3 thoughts on “Art, activism & ending violence against women

  • I heard recently someone describe art as ‘educated pornography’ in reference to its predominantly naked female models and clothed male artists, and I’m increasingly concerned about the lack of agency women appear to have had as the subjects of art. Times are changing; women are exercising their power and making it clear that exploitation of women’s bodies and experiences is unacceptable. #MeToo triggered an avalanche but the pressure has been building for some years. Who can read about the Bechdel Test [https://en.wikipedia.org/wiki/Bechdel_test] for women’s roles in films and view the narratives and screenplays the same way afterwards? Is there a similar test for art work? Should there be one? I’d like to think increasing awareness of historical exploitation will redress the balance but explicit action on a par with #MeToo might not go amiss. Thank you for this post, I’m pleased this is an issue up for discussion.

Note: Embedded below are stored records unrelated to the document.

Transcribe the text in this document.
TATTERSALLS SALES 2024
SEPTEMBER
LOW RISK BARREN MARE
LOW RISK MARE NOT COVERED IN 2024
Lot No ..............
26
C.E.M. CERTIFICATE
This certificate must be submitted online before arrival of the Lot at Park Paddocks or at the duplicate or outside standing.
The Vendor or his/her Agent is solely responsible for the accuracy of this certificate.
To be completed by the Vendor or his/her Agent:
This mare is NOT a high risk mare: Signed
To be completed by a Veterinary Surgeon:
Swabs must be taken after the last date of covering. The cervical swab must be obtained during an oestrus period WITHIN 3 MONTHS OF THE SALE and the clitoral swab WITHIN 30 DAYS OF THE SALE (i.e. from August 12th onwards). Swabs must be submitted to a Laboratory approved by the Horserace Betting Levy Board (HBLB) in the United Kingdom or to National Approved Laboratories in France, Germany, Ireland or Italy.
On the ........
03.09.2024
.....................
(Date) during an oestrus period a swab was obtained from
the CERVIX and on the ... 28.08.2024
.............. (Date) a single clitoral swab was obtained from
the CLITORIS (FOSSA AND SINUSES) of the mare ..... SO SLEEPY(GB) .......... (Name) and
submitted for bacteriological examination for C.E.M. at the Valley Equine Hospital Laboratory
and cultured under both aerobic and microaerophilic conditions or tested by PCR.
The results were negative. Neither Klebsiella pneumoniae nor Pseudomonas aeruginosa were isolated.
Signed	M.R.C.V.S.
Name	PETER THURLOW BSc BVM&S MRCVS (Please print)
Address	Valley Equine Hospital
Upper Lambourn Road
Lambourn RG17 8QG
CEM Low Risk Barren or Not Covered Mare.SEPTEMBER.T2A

  • This would make a really interesting and thought provoking series of blog posts, especially including global perspectives that intersect across race, gender and class. There is so much feminist art practice from the 1960/70s on which the foundations of our contemporary discussions are laid. The link to Bruce’s work is a poignant reminder that these issues are still to the fore.
    A Bechdel test for artwork – there’s an interesting title for a thesis!

  • Good thinking! It shouldn’t be too tricky – application of the same principles and a search of the relative power/agency of the parties involved. It would be illuminating to have an academic perspective on something that’s become so entrenched as ‘tradition’ that scrutinising nude women in poses that sometimes appear quite gratuitously exposing is normalised. That male models are also under scrutiny might be a different matter. Speaking as a psychologist, it’s not women who expose themselves in public for kicks, sexual gratification, or the power it exerts over the person they’ve exposed themselves to, it’s almost exclusively men. Can we assume then, that men feel less objectified by being looked at in this way than women might? That their motivations might be a little different, or at least less lodged in the back-story of powerlessness that seems inherent in the history of women’s role as nude models? I don’t want to imply that men who model are exhibitionists, I know it’s likely to be nuanced as it is for women, but I do suspect a difference in underlying cognitive and emotional processes. A thesis would be a valuable thing.